By DAMIEN FISHER, InDepthNH.org
Police disciplinary hearings before the New Hampshire Police Standards and Training Council need to be public, according to advocates testifying in Concord on Monday.
“The Constitution and New Hampshire’s RSA 91-A demand these be open,” said Gregory Sullivan.
Sullivan, an attorney who specializes in First Amendment cases, is currently representing the New Hampshire Union Leader in a case to open up the certification hearings for police officers at Police Standards and Training.
Sullivan spoke before the House Criminal Justice and Public Safety Committee on Monday as the committee took up consideration of HB 471, which would make the disciplinary hearings open to members of the public.
In New Hampshire, the Council can revoke or suspend a police officer’s certification to work in law enforcement, but those hearings are typically conducted in executive session out of the public eye unless the officer wants a public hearing.

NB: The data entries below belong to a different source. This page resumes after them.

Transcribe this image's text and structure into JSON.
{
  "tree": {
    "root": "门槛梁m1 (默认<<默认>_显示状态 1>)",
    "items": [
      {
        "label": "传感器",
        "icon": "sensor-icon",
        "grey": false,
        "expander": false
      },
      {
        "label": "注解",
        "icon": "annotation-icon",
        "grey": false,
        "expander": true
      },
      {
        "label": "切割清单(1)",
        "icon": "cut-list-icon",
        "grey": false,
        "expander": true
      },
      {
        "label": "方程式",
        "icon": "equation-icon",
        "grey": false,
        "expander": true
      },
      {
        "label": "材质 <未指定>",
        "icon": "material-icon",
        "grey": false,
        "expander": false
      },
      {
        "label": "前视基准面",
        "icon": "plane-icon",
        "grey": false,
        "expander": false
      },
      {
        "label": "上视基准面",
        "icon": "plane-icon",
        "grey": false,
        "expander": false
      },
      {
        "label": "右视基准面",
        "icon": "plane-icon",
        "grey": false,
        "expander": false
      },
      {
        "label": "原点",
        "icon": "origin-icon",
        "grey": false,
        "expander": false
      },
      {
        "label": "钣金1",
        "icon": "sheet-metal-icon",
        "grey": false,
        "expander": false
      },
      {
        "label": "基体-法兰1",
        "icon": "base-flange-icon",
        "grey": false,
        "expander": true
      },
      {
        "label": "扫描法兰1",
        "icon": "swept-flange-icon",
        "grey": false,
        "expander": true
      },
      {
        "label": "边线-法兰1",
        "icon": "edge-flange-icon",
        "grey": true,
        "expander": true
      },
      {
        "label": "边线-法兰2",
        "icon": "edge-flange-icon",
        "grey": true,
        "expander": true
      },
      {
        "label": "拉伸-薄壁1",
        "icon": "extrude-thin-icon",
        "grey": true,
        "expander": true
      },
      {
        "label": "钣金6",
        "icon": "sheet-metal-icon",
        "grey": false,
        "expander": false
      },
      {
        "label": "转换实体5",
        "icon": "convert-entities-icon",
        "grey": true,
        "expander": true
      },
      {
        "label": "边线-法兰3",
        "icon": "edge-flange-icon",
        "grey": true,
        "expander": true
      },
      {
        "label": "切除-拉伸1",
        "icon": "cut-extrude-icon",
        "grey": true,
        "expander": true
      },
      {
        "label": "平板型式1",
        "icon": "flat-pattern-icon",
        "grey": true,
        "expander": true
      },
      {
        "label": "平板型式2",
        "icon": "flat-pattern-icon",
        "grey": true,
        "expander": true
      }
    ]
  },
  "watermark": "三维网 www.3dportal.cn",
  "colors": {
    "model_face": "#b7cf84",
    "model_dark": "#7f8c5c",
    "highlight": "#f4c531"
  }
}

Melissa Davis, of the New Hampshire Association of Criminal Defense Lawyers, said opening up these hearings would give her clients access to information they are already entitled to under the state and federal Constitutions: any possible exculpatory information about a police officer’s background.
Many people who bring complaints against police officers are themselves defendants in criminal cases, she said. Davis said these people believe police are treated differently than the general public because their misconduct hearings are held in private.
“It’s hard for me to tell my clients the system is fair when it seems there are two sets of rules; one for my clients and one for police,” Davis said.
Charles Reynolds with the New Hampshire Chiefs of Police Association said police chiefs mostly support the bill, but want stronger privacy protections.
“The Chiefs support the intent of the bill but have concerns,” Reynolds said.
Reynolds said the bill allows police officers accused of misconduct to seek to have some testimony or information be kept private, like the names of alleged crime victims, or children involved. But the bill would require the officer to disclose too much of that information in public, Reynolds said.
Sullivan said private information is part of public hearings done for nurses, doctors, and other professionals licensed by the state.
“Judges, doctors, nurses, all have public hearings every day,” Sullivan said.
Manchester teen, Sophie Biondolillo, daughter of committee member Rep. Amanda Bouldin, D-Manchester, testified that opening up the hearings would restore trust in the community for police.
“It is a simple solution that will increase trust in police greatly,” she said.
Rep. Dick Marston, R-Manchester, questioned the 14-year-old, asking if she would want to have her school discipline hearings done before the entire school, but that line of questioning was stopped by Committee Chair Daryl Abbas, a Republican from Salem.
“That’s not a fair question,” Abbas said.
Abbas noted that minor records are considered confidential, and there is a vast difference between a police officer going before the state council and a teenager getting disciplined at school.
A vote on the bill was not expected on Monday, though amendments were considered late Monday afternoon. The committee did vote down a bill that would have banned police in New Hampshire from using no-knock warrants (HB 507).
Bouldin, the prime sponsor of that bill, testified that such no-knock warrants increase risk to police, though several police officers testified no-knock warrants are used to keep police officers safe.
Nashua Police Sgt. Michael Lang testified that the warrants are generally used when police believe the target of the warrant is armed and dangerous.
“Banning no-knock warrants will lead to us getting injured or killed,” Lang said.